Allí lo cotidiano eran las jerarquías, las listas de oradores, los secretarios generales, las Listas, y un largo etcétera. Ahí había que masculinizarse o morir. El sacrificio siempre fue la vara con la que se medía el compromiso. Cuando la gente hablaba muy pocas veces se podía identificar una emoción, más bien era todo medio frío y todo terminaba tarde.

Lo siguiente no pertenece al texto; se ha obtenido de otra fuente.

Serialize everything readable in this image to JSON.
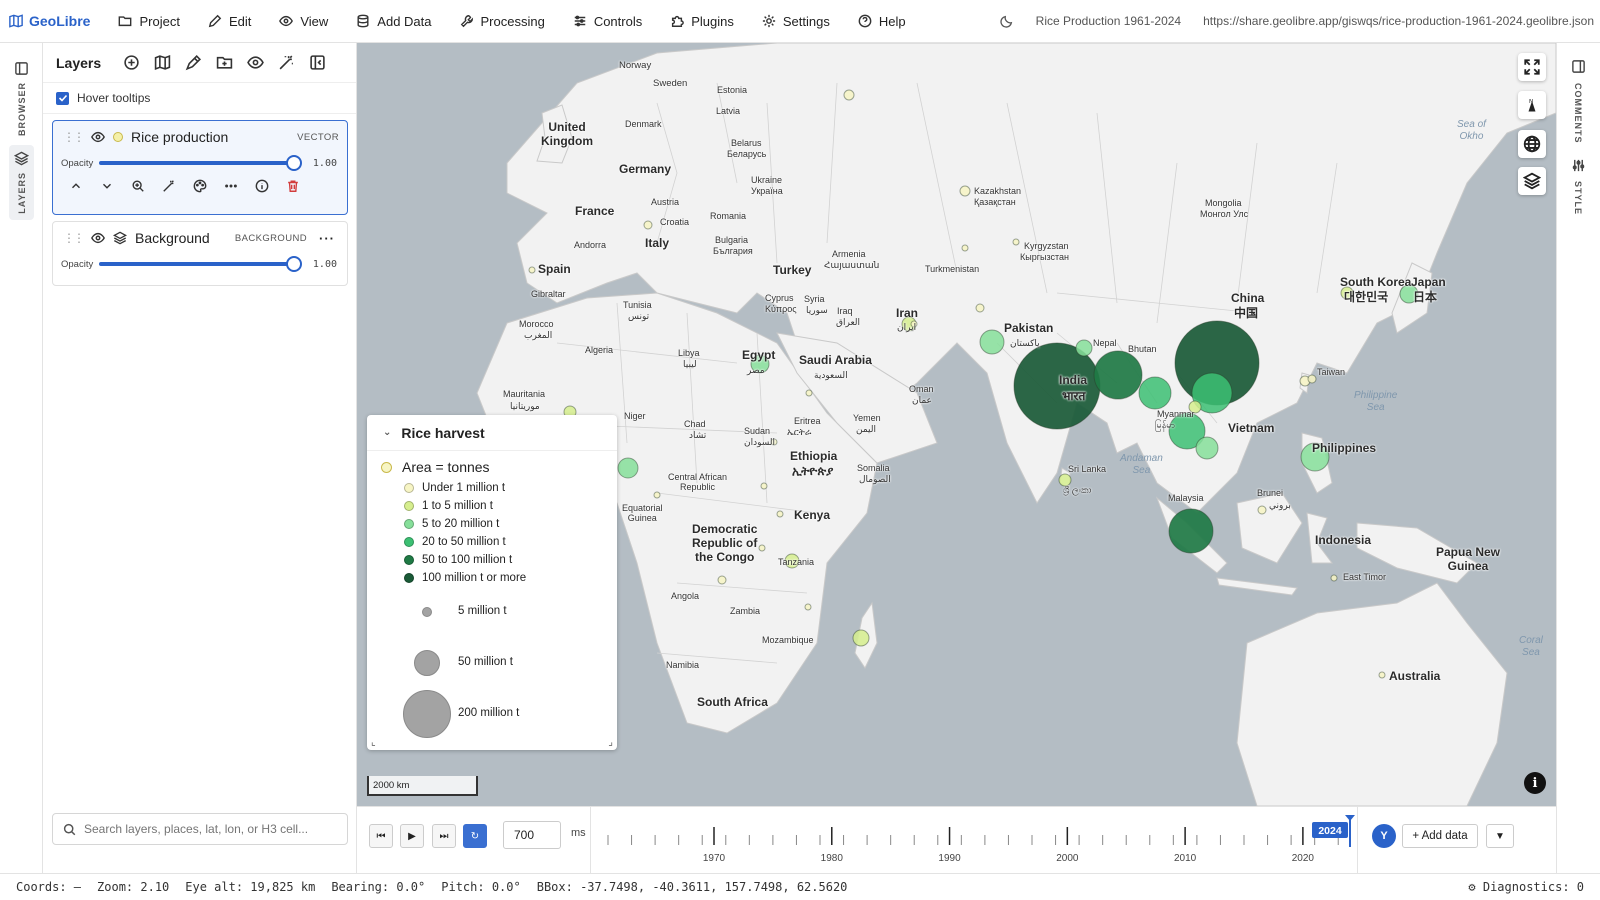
{
  "app": {
    "name": "GeoLibre",
    "menu": [
      "Project",
      "Edit",
      "View",
      "Add Data",
      "Processing",
      "Controls",
      "Plugins",
      "Settings",
      "Help"
    ],
    "project_title": "Rice Production 1961-2024",
    "share_url": "https://share.geolibre.app/giswqs/rice-production-1961-2024.geolibre.json"
  },
  "left_rail": {
    "browser": "BROWSER",
    "layers": "LAYERS"
  },
  "right_rail": {
    "comments": "COMMENTS",
    "style": "STYLE"
  },
  "layers_panel": {
    "title": "Layers",
    "hover_tooltips": "Hover tooltips",
    "layers": [
      {
        "name": "Rice production",
        "type": "VECTOR",
        "opacity_label": "Opacity",
        "opacity": "1.00",
        "swatch": "#f4f0a8"
      },
      {
        "name": "Background",
        "type": "BACKGROUND",
        "opacity_label": "Opacity",
        "opacity": "1.00"
      }
    ],
    "search_placeholder": "Search layers, places, lat, lon, or H3 cell..."
  },
  "legend": {
    "title": "Rice harvest",
    "subtitle": "Area = tonnes",
    "classes": [
      {
        "label": "Under 1 million t",
        "color": "#f7f5c4"
      },
      {
        "label": "1 to 5 million t",
        "color": "#d6ee8e"
      },
      {
        "label": "5 to 20 million t",
        "color": "#86df9a"
      },
      {
        "label": "20 to 50 million t",
        "color": "#3cc073"
      },
      {
        "label": "50 to 100 million t",
        "color": "#1f7a45"
      },
      {
        "label": "100 million t or more",
        "color": "#1a5a37"
      }
    ],
    "sizes": [
      "5 million t",
      "50 million t",
      "200 million t"
    ]
  },
  "map_labels": [
    "Norway",
    "Sweden",
    "Estonia",
    "Latvia",
    "Denmark",
    "United Kingdom",
    "Belarus",
    "Беларусь",
    "Germany",
    "Ukraine",
    "Україна",
    "France",
    "Austria",
    "Croatia",
    "Romania",
    "Andorra",
    "Italy",
    "Bulgaria",
    "България",
    "Spain",
    "Gibraltar",
    "Turkey",
    "Armenia",
    "Հայաստան",
    "Cyprus",
    "Κύπρος",
    "Syria",
    "سوريا",
    "Iraq",
    "العراق",
    "Iran",
    "ایران",
    "Kazakhstan",
    "Қазақстан",
    "Mongolia",
    "Монгол Улс",
    "Kyrgyzstan",
    "Кыргызстан",
    "Turkmenistan",
    "Pakistan",
    "پاکستان",
    "Nepal",
    "Bhutan",
    "China",
    "中国",
    "South Korea",
    "대한민국",
    "Japan",
    "日本",
    "Taiwan",
    "India",
    "भारत",
    "Myanmar",
    "မြန်မာ",
    "Vietnam",
    "Philippines",
    "Sri Lanka",
    "ශ්‍රී ලංකා",
    "Malaysia",
    "Brunei",
    "بروني",
    "Indonesia",
    "Papua New Guinea",
    "East Timor",
    "Australia",
    "Tunisia",
    "تونس",
    "Morocco",
    "المغرب",
    "Algeria",
    "Libya",
    "ليبيا",
    "Egypt",
    "مصر",
    "Saudi Arabia",
    "السعودية",
    "Oman",
    "عمان",
    "Yemen",
    "اليمن",
    "Eritrea",
    "ኤርትራ",
    "Sudan",
    "السودان",
    "Ethiopia",
    "ኢትዮጵያ",
    "Somalia",
    "الصومال",
    "Chad",
    "تشاد",
    "Niger",
    "Mauritania",
    "موريتانيا",
    "Central African Republic",
    "Equatorial Guinea",
    "Democratic Republic of the Congo",
    "Kenya",
    "Tanzania",
    "Angola",
    "Zambia",
    "Mozambique",
    "Namibia",
    "South Africa",
    "Sea of Okhotsk",
    "Philippine Sea",
    "Andaman Sea",
    "Coral Sea"
  ],
  "scale_bar": "2000 km",
  "timeline": {
    "interval": "700",
    "unit": "ms",
    "current_year": "2024",
    "year_min": 1961,
    "year_max": 2024,
    "tick_labels": [
      "1970",
      "1980",
      "1990",
      "2000",
      "2010",
      "2020"
    ],
    "user_badge": "Y",
    "add_data": "+ Add data"
  },
  "status": {
    "coords": "Coords: —",
    "zoom": "Zoom: 2.10",
    "eye_alt": "Eye alt: 19,825 km",
    "bearing": "Bearing: 0.0°",
    "pitch": "Pitch: 0.0°",
    "bbox": "BBox: -37.7498, -40.3611, 157.7498, 62.5620",
    "diagnostics": "Diagnostics: 0"
  }
}
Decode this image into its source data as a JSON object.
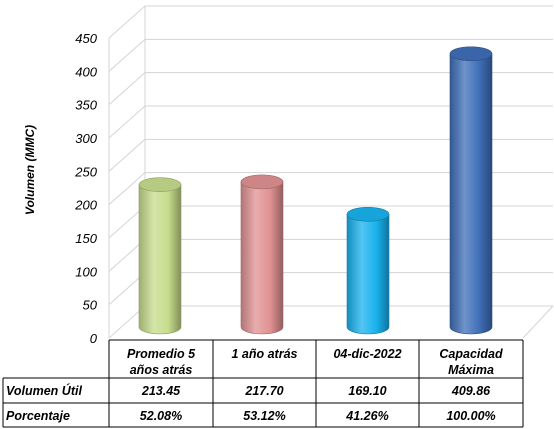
{
  "chart_data": {
    "type": "bar",
    "style": "3d-cylinder",
    "title": "",
    "xlabel": "",
    "ylabel": "Volumen (MMC)",
    "ylim": [
      0,
      450
    ],
    "yticks": [
      0,
      50,
      100,
      150,
      200,
      250,
      300,
      350,
      400,
      450
    ],
    "grid": true,
    "legend": "none",
    "categories": [
      [
        "Promedio 5",
        "años atrás"
      ],
      [
        "1 año atrás"
      ],
      [
        "04-dic-2022"
      ],
      [
        "Capacidad",
        "Máxima"
      ]
    ],
    "values": [
      213.45,
      217.7,
      169.1,
      409.86
    ],
    "colors": [
      "#c6dc8c",
      "#e09191",
      "#19b2ee",
      "#3f6fb8"
    ],
    "table": {
      "rows": [
        {
          "label": "Volumen Útil",
          "values": [
            "213.45",
            "217.70",
            "169.10",
            "409.86"
          ]
        },
        {
          "label": "Porcentaje",
          "values": [
            "52.08%",
            "53.12%",
            "41.26%",
            "100.00%"
          ]
        }
      ]
    }
  }
}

De esto tuve varios años, una parte de mi siempre estaba insatisfecha, no lograba amoldarme a estas formas y siempre tenía alguna queja o reproche. No solo con la militancia sino con la vida en general. No terminaba de conectar con qué era lo que me pasaba, pero algo me pasaba que siempre terminaba sintiéndome así, insatisfecha, creo que ese es un adjetivo que describe y engloba bastante mi sentir de ese momento hasta que hice el click. Obviamente que el click no es algo intempestivo, es un proceso más bien gradual. Pero hubieron dos días puntuales que hice consciente ese proceso.
Con proceso me refiero al feminismo, por si quedaba alguna duda. Ese feminismo que llegó y me dio contra todo.
Desde ese momento ya no fui la misma, ya nunca más pude hacerme la boluda. Yo ya sentía que era feminista pero me parecía que tenía que estar más empapada en el tema para poder nombrarme desde ese lugar, tenía que leer más, pensar más (otra herencia maldita de la militancia masculina) y cuando fuera más grande quizás sí.
Fueron los dos días seguidos más intensos de mi vida adulta. Del otro lado del charco se hacen todos los años un encuentro de mujeres y disidencias en donde el único propósito es juntarse, encontrarse, sacar la voz y pensar colectivamente nuestra realidad desde el cuerpo que habitamos.
Mi primer encuentro fue en Rosario, y ese fin de semana entendí de verdad y para siempre, que lo personal es político. Que las formas importan. Que gritar en una asamblea, que los hombres sean dirigentes, que no haya espacio de cuidados, que no se piense en la comida cuando las reuniones son hasta la noche, que tengas una buena idea y decirla pero que nadie te escuche para que luego la diga un varón y quede como un fenómeno, que las cosas se decidan en los pasillos es político. También es político maternar, el vínculo conflictivo con nuestras familias de origen, las heridas en los linajes maternos. El amor romántico es político, la sexualidad es política, ser infeliz en tu pareja es político.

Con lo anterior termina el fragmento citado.